Solito (Oneworld, £18.99) by Salvadorian American poet and activist Javier Zamora vividly recounts the author’s memories as a nine-year-old boy nicknamed Chepito, in his treacherous journey to reach the US to rejoin his parents, who had left El Salvador separately a few years earlier due to the civil war and lack of jobs in their home country.

The boy from the small town of La Herradura is accompanied to the Salvadorian Guatemalan border by his grandfather, leaving behind his immediate family, friends, pet and country. From then on, he embarked alone on a long trip that risked his life and that of those who crossed with him on countless occasions. 
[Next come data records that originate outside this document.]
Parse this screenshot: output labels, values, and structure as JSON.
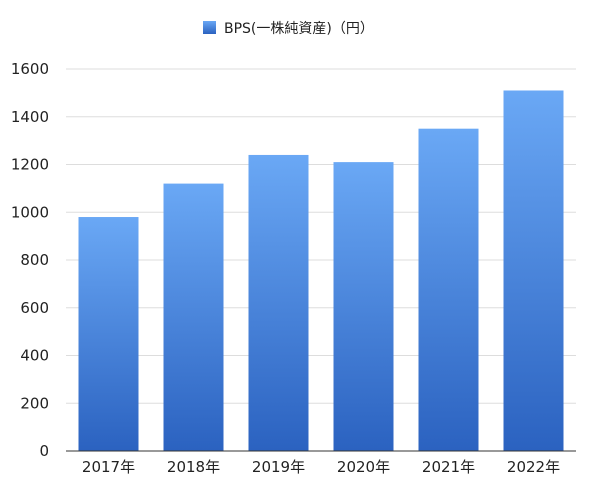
{
  "chart_data": {
    "type": "bar",
    "legend_position": "top-center",
    "grid": true,
    "series": [
      {
        "name": "BPS(一株純資産)（円）",
        "color": "#3f7fdc",
        "values": [
          980,
          1120,
          1240,
          1210,
          1350,
          1510
        ]
      }
    ],
    "categories": [
      "2017年",
      "2018年",
      "2019年",
      "2020年",
      "2021年",
      "2022年"
    ],
    "ylim": [
      0,
      1600
    ],
    "yticks": [
      0,
      200,
      400,
      600,
      800,
      1000,
      1200,
      1400,
      1600
    ]
  }
}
During his seven-week journey north, the boy encountered other migrants along the way, including a group that accompany him until the last crossing. Among them are Patricia and her 12-year-old daughter Carla; Chino, who becomes like an older brother and protector; and the more distant Marcelo and Chele, as well as the many “coyotes” who try to smuggle them across the Mexico-US border through the desert.  
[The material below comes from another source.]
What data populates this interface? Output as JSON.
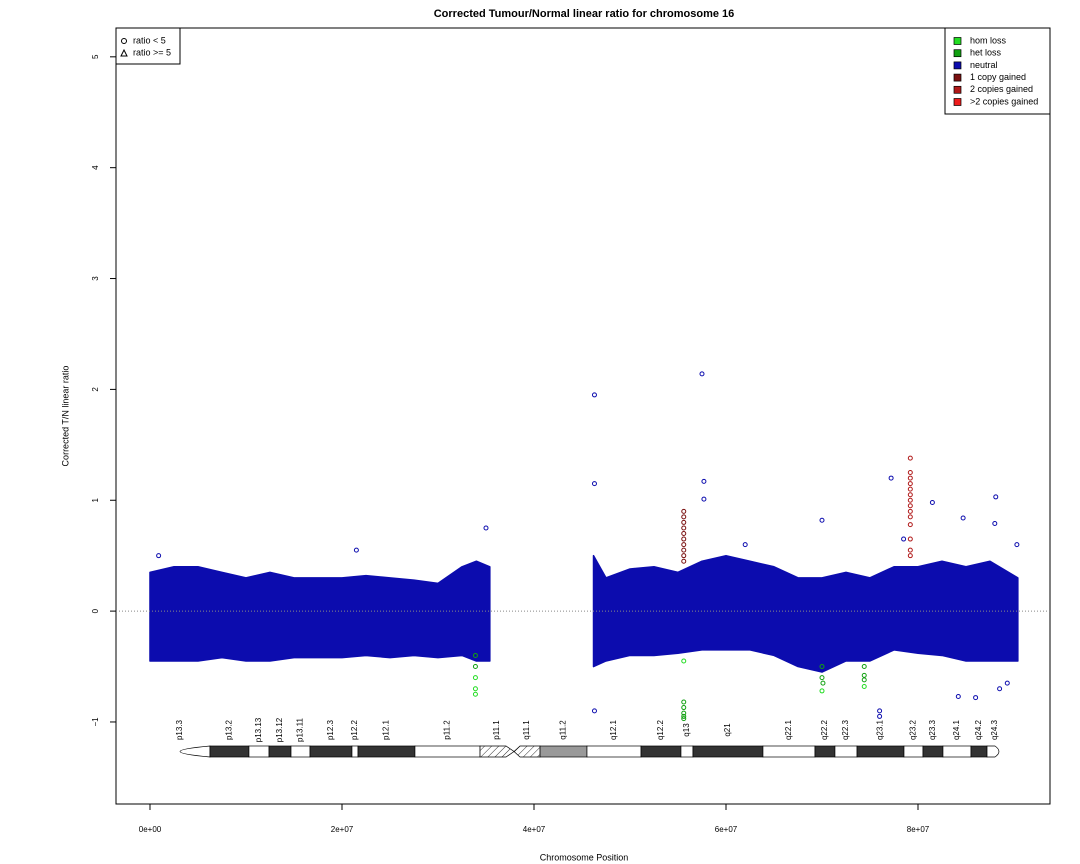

“His hand still waving. My face pressed against the back window’s glass. I concentrate on Grandpa’s light-brown hand waving. Grandpa getting smaller and smaller as the bus rattles forward. He becomes a cloud. A marble. A hand. A fingernail. A white dot. I take a breath in. Adios, I whisper to myself”, the author writes as he recounts the moment he leaves behind his grandfather at the Guatemalan border and is, for the first time alone, “solito”.
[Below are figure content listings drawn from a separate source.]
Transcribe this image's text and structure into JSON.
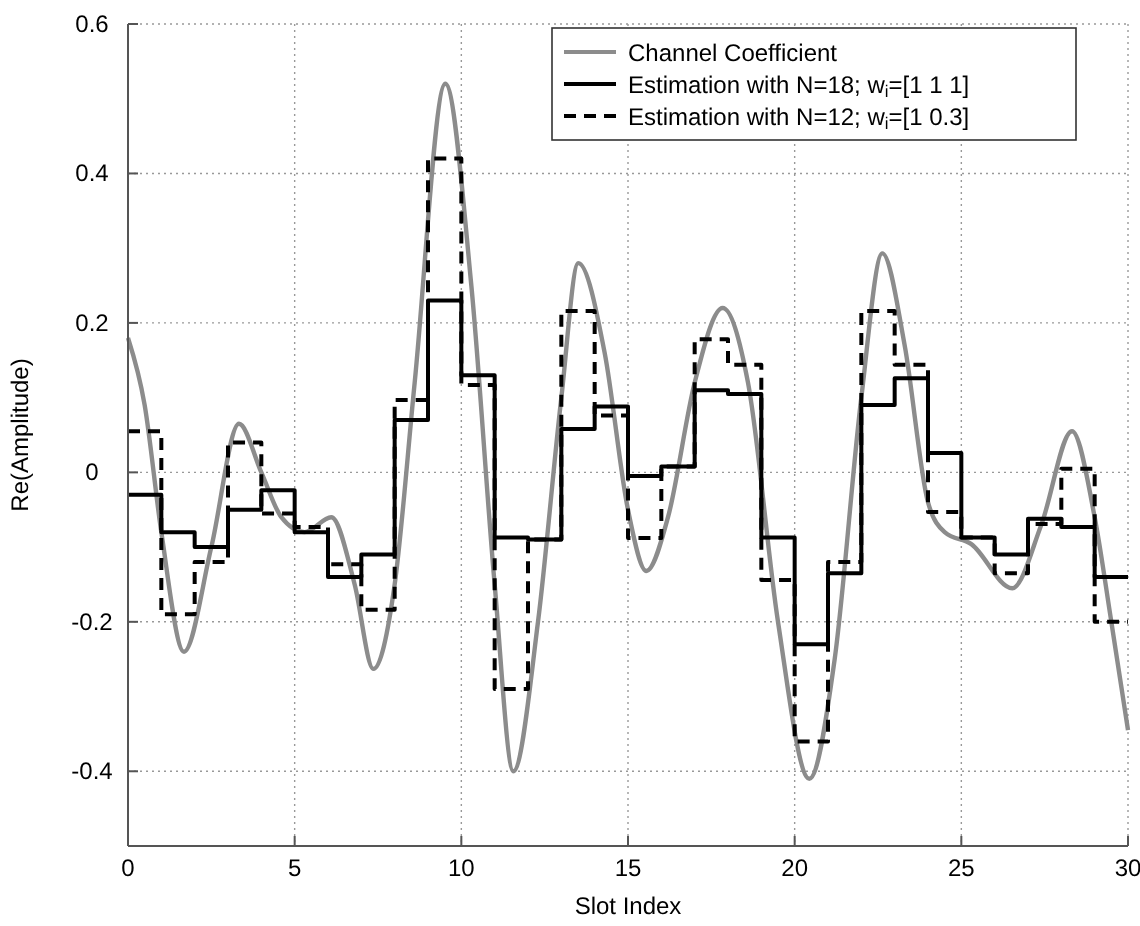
{
  "chart_data": {
    "type": "line",
    "xlabel": "Slot Index",
    "ylabel": "Re(Amplitude)",
    "xlim": [
      0,
      30
    ],
    "xticks": [
      0,
      5,
      10,
      15,
      20,
      25,
      30
    ],
    "ylim": [
      -0.5,
      0.6
    ],
    "yticks": [
      -0.4,
      -0.2,
      0,
      0.2,
      0.4,
      0.6
    ],
    "grid": true,
    "legend": "top right",
    "series": [
      {
        "name": "Channel Coefficient",
        "color": "#8c8c8c",
        "line_style": "solid",
        "x": [
          0,
          0.5,
          1.0,
          1.68,
          2.5,
          3.33,
          4.0,
          4.6,
          5.3,
          6.1,
          6.8,
          7.36,
          8.0,
          8.6,
          9.52,
          10.3,
          11.0,
          11.56,
          12.3,
          13.0,
          13.51,
          14.3,
          15.0,
          15.55,
          16.2,
          17.0,
          17.84,
          18.6,
          19.5,
          20.44,
          21.2,
          22.0,
          22.63,
          23.3,
          24.0,
          24.5,
          25.3,
          26.53,
          27.4,
          28.32,
          29.0,
          29.5,
          30
        ],
        "values": [
          0.18,
          0.09,
          -0.08,
          -0.24,
          -0.1,
          0.065,
          0.0,
          -0.06,
          -0.08,
          -0.06,
          -0.15,
          -0.263,
          -0.15,
          0.12,
          0.52,
          0.25,
          -0.15,
          -0.4,
          -0.2,
          0.1,
          0.28,
          0.16,
          -0.05,
          -0.132,
          -0.06,
          0.12,
          0.22,
          0.12,
          -0.2,
          -0.41,
          -0.25,
          0.1,
          0.293,
          0.17,
          -0.04,
          -0.08,
          -0.096,
          -0.155,
          -0.07,
          0.055,
          -0.06,
          -0.2,
          -0.345
        ]
      },
      {
        "name": "Estimation with N=18; w$_{i}$=[1 1 1]",
        "color": "#000000",
        "type": "step",
        "line_style": "solid",
        "x": [
          0,
          1,
          2,
          3,
          4,
          5,
          6,
          7,
          8,
          9,
          10,
          11,
          12,
          13,
          14,
          15,
          16,
          17,
          18,
          19,
          20,
          21,
          22,
          23,
          24,
          25,
          26,
          27,
          28,
          29,
          30
        ],
        "values": [
          -0.03,
          -0.08,
          -0.1,
          -0.05,
          -0.024,
          -0.08,
          -0.14,
          -0.11,
          0.07,
          0.23,
          0.13,
          -0.087,
          -0.09,
          0.058,
          0.088,
          -0.005,
          0.008,
          0.11,
          0.105,
          -0.087,
          -0.23,
          -0.135,
          0.09,
          0.126,
          0.026,
          -0.087,
          -0.11,
          -0.062,
          -0.073,
          -0.14,
          -0.14
        ]
      },
      {
        "name": "Estimation with N=12; w$_{i}$=[1 0.3]",
        "color": "#000000",
        "type": "step",
        "line_style": "dashed",
        "x": [
          0,
          1,
          2,
          3,
          4,
          5,
          6,
          7,
          8,
          9,
          10,
          11,
          12,
          13,
          14,
          15,
          16,
          17,
          18,
          19,
          20,
          21,
          22,
          23,
          24,
          25,
          26,
          27,
          28,
          29,
          30
        ],
        "values": [
          0.055,
          -0.19,
          -0.12,
          0.04,
          -0.055,
          -0.073,
          -0.123,
          -0.184,
          0.097,
          0.42,
          0.117,
          -0.29,
          -0.09,
          0.216,
          0.076,
          -0.088,
          0.008,
          0.178,
          0.144,
          -0.144,
          -0.36,
          -0.12,
          0.216,
          0.144,
          -0.053,
          -0.087,
          -0.135,
          -0.069,
          0.005,
          -0.2,
          -0.2
        ]
      }
    ]
  }
}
A journey of more than 4,000 kilometres includes many bus trips where the boy and his group of migrants try to hide from the military, a perilous boat journey in the Pacific Ocean to cross from Guatemala into Mexico, weeks waiting in motels and safe houses, and various attempts to reach the US border through the Sonoran desert while trying to evade the “Migra”, a slang term for US armed border patrols.

“This is the longest I’ve ever walked. It’s daylight, and no Migra. Gracias a Dios. Our pace is slowing down… If we pause and stand still, we actually do look like a centipede, dark and long with many legs, because everyone wears dark colours. But we also look like some of the bushes — the ones with dark-grey trunks and dark-green leaves. And if we slide under them, we look like shadows”, says Javier during his second attempt at the border.
    
This incredible book, a recent winner of the Christopher Isherwood Prize, is full of moving descriptions of people, places and emotions seen through the eyes of a Central American boy. It is an outstanding contribution to migration literature. It should become a compulsory read in schools, to understand better the ordeals that millions of migrants face daily trying to cross borders.

Solito is not only a masterpiece of memoir writing but one of my favourite books of non-fiction published in recent years. It is a powerful human account that transcends languages, countries and cultures. 

The book sings its heart out with devastating force: it’s full of life, struggle and hope.